Next Wednesday MPs will be voting on what is likely to be the political question of my lifetime - whether to start the process by which the UK comes out of the European Union and Single Market.
The vote next week is on the principle of the Bill. It's not about specific amendments which will be debated at Committee stage the week after - but about whether we should vote to start the process of leaving the EU on the terms set out by the Prime Minister in her speech last week.
Along with 18 other Labour backbenchers, I have tabled an amendment which sets out the key reason as to why I believe there are fundamental problems with the Government's approach.
I might be accused of being a democracy denier but I can't sign up unconditionally to the UK leaving the European Union and the Single Market.
Whilst a narrow majority of those who took part in the referendum voted to leave the EU, the country has never been asked about leaving the Single Market and the European Economic Area (EEA).
The words Single Market weren't on the ballot paper.
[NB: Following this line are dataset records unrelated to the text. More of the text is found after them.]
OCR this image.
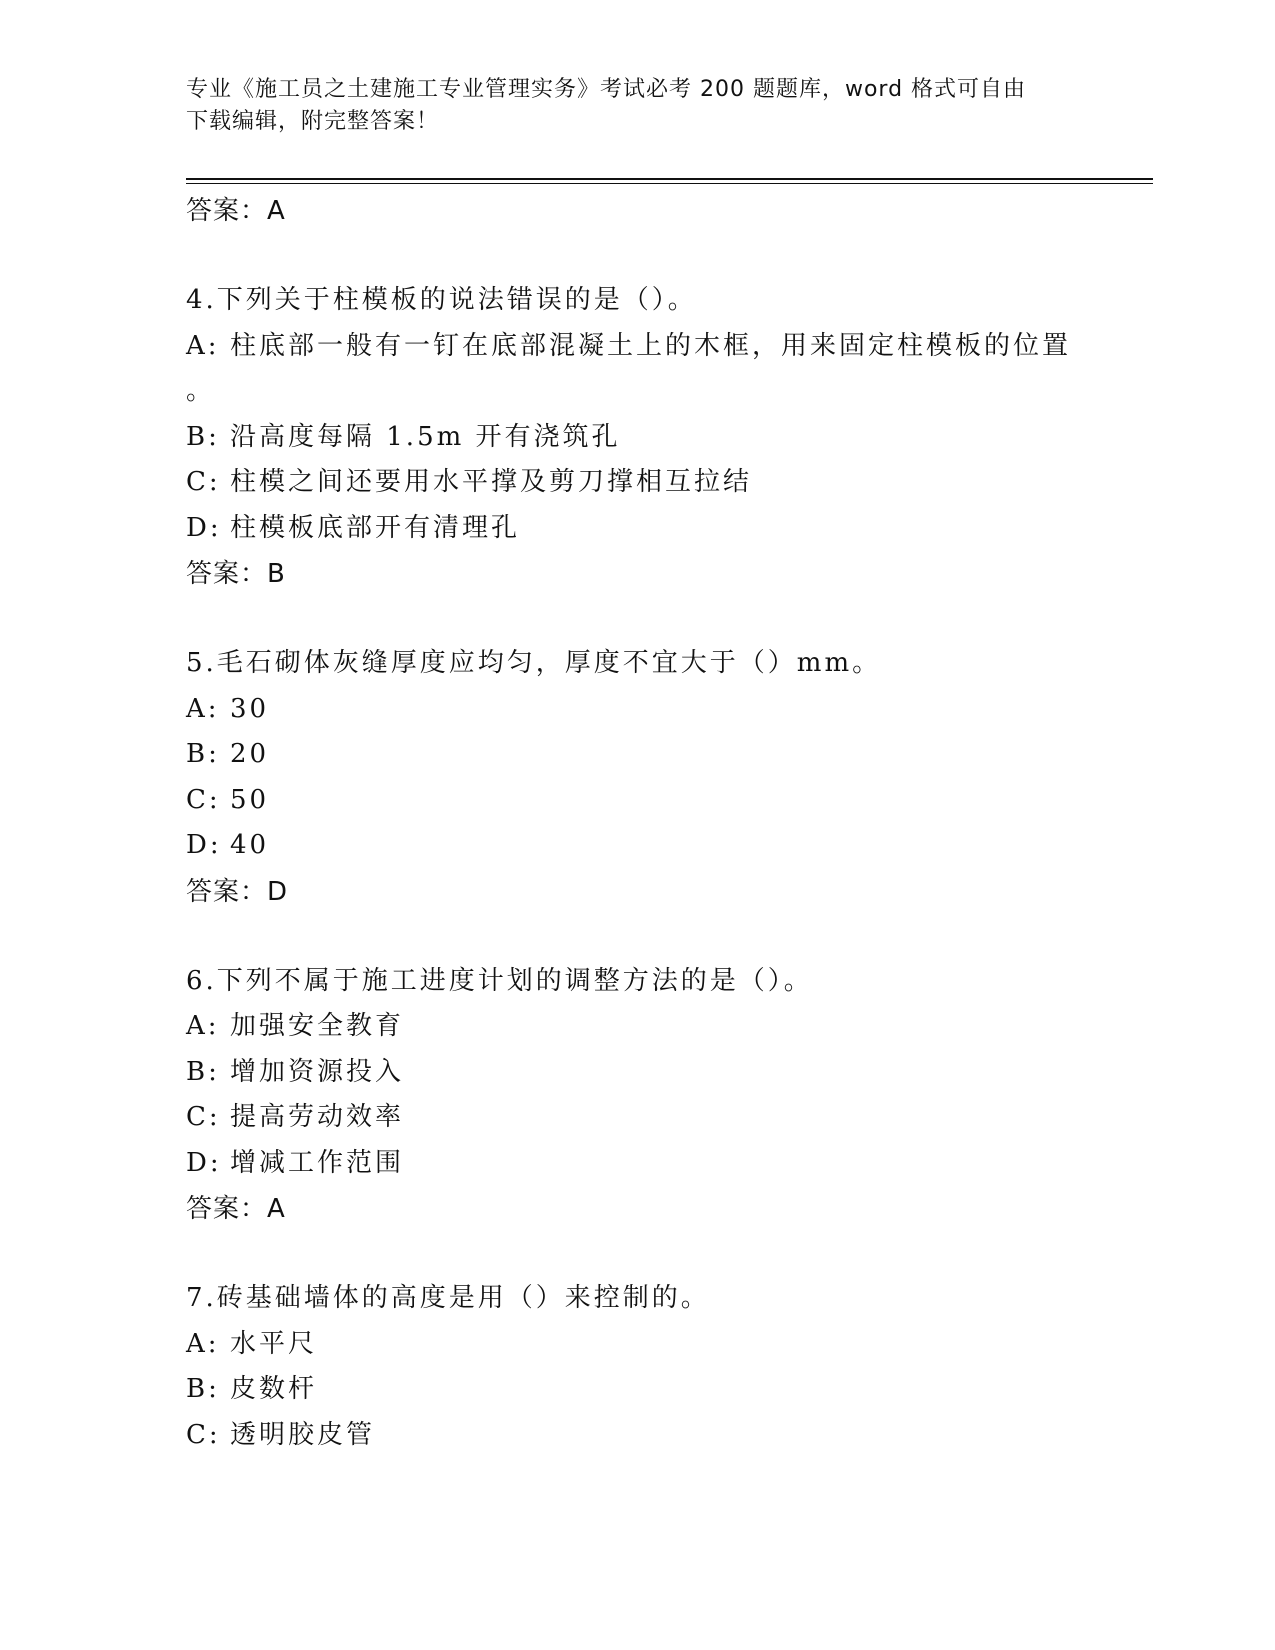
专业《施工员之土建施工专业管理实务》考试必考 200 题题库，word 格式可自由
下载编辑，附完整答案！
答案：A
4.下列关于柱模板的说法错误的是（）。
A: 柱底部一般有一钉在底部混凝土上的木框，用来固定柱模板的位置
。
B: 沿高度每隔 1.5m 开有浇筑孔
C: 柱模之间还要用水平撑及剪刀撑相互拉结
D: 柱模板底部开有清理孔
答案：B
5.毛石砌体灰缝厚度应均匀，厚度不宜大于（）mm。
A: 30
B: 20
C: 50
D: 40
答案：D
6.下列不属于施工进度计划的调整方法的是（）。
A: 加强安全教育
B: 增加资源投入
C: 提高劳动效率
D: 增减工作范围
答案：A
7.砖基础墙体的高度是用（）来控制的。
A: 水平尺
B: 皮数杆
C: 透明胶皮管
I can barely remember hearing the phrase "customs union" before the referendum - and yet we were fed a daily pack of lies about money which would automatically become available for the NHS, Turkey joining the EU and the "swarms" of refugees heading for our shores.
Leave campaigner after leave campaigner took to the airwaves to say this wasn't about leaving the Single Market. Page 72 of the Conservative manifesto said they would "safeguard British interests in the Single Market" and then last week, an unelected Prime Minister announces she is pulling us out of the world's largest trading bloc.
That might be what democracy means to some, but it is not what it means to me.
I acknowledge the result of the referendum but don't expect me to respect the process which led to it.
The British people, or at least MPs in the British Parliament, must have a say on whether we leave the Single Market.
Triggering Article 50 is one thing, pulling us out of the Single Market is another - but that is precisely what Theresa May wants to do.
Article 127 of the EEA Agreement sets out a process by which a country wishing to leave the Single Market can notify its intention to do so in writing, giving 12 months' notice. There should be as much scrutiny on this notification as there is on Article 50.
Our democracy didn't start or end on 23 June and we mustn't pretend that it did.
I can't stand by and watch big firms, which employ many of my constituents, announce they are scaling down operations here in favour of countries such as France or Germany - HSBC, UBS, Lloyds of London.
I fear for those whose jobs may be directly affected but I am equally worried about the wider impact on the economy. Talk to developers and they will tell you property prices are stagnating in central London - good some might say - but I fear for anyone who finds themselves in negative equity.
I fear for my home town of Swindon - a town with a massive Honda plant - an industry which has a supply chain which reaches across Europe. The ease with which businesses trade with Europe, the ease with which they sell to European consumers is threatened and nothing the Prime Minister has said reassures me about how she will, to quote the Tory manifesto, "safeguard British interests in the Single Market".
I feel like I am watching a slow motion car crash and I have to try to do something about it.
If my amendment is selected for debate, I will vote for my amendment. Irrespective of whether that happens or not, I will vote against triggering Article 50.
Nothing I have heard from the Prime Minister gives me the reassurance I would need to embark on the path of leaving the EU and the Single Market. That is where this Government wants to take us and I can't see how this is in the national interest.